The Hitman's Wife's Bodyguard (2021) * * 1/2

 


Directed by:  Patrick Hughes

Starring:  Ryan Reynolds, Samuel L. Jackson, Salma Hayek, Morgan Freeman, Frank Grillo, Antonio Banderas

It's hard not to feel sorry for Michael Bryce (Reynolds), who spends more than half of The Hitman's Wife's Bodyguard with someone else's blood splattered on him.    He recently was stripped of his bodyguard license after the death of a client and has nightmares about winning a Bodyguard of the Year award.  His therapist tells him to take a vacation in Capri (the city, not the pants) for some R and R.  That lasts only a few moments.   He is soon pressed into duty by Sonia (Hayek), who if you recall is the wife of Darius Kincaid (Jackson), the hitman who Michael reluctantly guarded in The Hitman's Bodyguard.   

Michael, Darius, and Sonia are soon on the run from thugs who work for the powerful Greek zillionaire Aristotle, who is plotting to bring the European economy to its knees following the European Union's economic sanctions against his country.   Something about a drill which can bore into a tungsten box which would cripple Europe's computer infrastructure.   No matter.   The plot is what it is:  An excuse to hold plenty of fights, chases, and shootings within the movie's running time.   More heads are blown off in the Hitman's Wife's Bodyguard than in your average zombie movie.  

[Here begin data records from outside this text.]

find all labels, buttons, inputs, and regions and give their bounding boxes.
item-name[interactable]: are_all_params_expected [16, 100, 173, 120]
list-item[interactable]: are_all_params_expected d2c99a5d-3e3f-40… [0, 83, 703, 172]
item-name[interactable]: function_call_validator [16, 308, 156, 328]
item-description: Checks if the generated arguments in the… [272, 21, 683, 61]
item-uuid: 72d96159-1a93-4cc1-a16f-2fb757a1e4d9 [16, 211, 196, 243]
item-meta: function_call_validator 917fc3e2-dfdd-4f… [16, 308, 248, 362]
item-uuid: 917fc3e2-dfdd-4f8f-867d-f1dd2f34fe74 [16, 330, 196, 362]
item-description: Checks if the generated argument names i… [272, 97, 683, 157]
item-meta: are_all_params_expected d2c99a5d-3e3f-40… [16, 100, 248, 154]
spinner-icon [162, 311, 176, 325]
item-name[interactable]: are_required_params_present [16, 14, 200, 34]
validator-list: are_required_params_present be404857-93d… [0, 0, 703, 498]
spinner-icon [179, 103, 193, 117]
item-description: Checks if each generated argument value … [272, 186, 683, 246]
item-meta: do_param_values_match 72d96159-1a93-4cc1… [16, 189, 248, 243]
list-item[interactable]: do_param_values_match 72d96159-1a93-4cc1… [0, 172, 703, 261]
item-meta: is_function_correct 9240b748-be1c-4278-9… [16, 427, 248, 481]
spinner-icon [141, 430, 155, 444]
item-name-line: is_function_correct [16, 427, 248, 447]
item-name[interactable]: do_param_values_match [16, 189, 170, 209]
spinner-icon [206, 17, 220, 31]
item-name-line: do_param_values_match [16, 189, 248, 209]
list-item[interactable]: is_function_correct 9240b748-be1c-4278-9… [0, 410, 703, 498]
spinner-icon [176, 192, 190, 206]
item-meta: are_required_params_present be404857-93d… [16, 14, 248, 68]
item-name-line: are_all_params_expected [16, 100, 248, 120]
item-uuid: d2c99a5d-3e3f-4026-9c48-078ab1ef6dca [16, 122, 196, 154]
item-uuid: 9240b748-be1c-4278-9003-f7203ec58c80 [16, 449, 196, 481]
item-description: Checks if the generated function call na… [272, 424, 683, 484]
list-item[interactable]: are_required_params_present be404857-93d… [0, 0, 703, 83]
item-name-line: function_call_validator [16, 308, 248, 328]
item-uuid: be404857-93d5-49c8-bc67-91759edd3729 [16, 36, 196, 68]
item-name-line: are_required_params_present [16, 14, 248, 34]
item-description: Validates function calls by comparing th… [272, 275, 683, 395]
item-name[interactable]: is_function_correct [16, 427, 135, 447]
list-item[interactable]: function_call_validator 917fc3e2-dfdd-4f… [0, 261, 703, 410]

The original film was loud, wall-to-wall action with a buddy comedy waiting to emerge that never did develop.   The Hitman's Wife's Bodyguard manages to be a little more fun.   Ryan Reynolds is John Ritter-esque in his delivery and how he is acted upon by everyone and everything else in the movie.   If a Ritter biopic is ever made, Reynolds should be the only actor considered for the role.   His likability quotient is increasing with each comic role.   Jackson is having a blast amidst the chaos surrounding him.   Hayek has nice chemistry with her often co-star Banderas, with whom her character has a Past.  And then we have Morgan Freeman as Michael's father, himself a legendary bodyguard whom Michael idealizes who shows where his loyalties lie in a crucial moment.   

The Hitman's Wife's Bodyguard is not a superior example of the buddy/action picture.   The violence becomes numbing after a while and the actors can only take the material so far.   However, it is an improvement on the original strictly because it allows itself to have at least somewhat of a good time.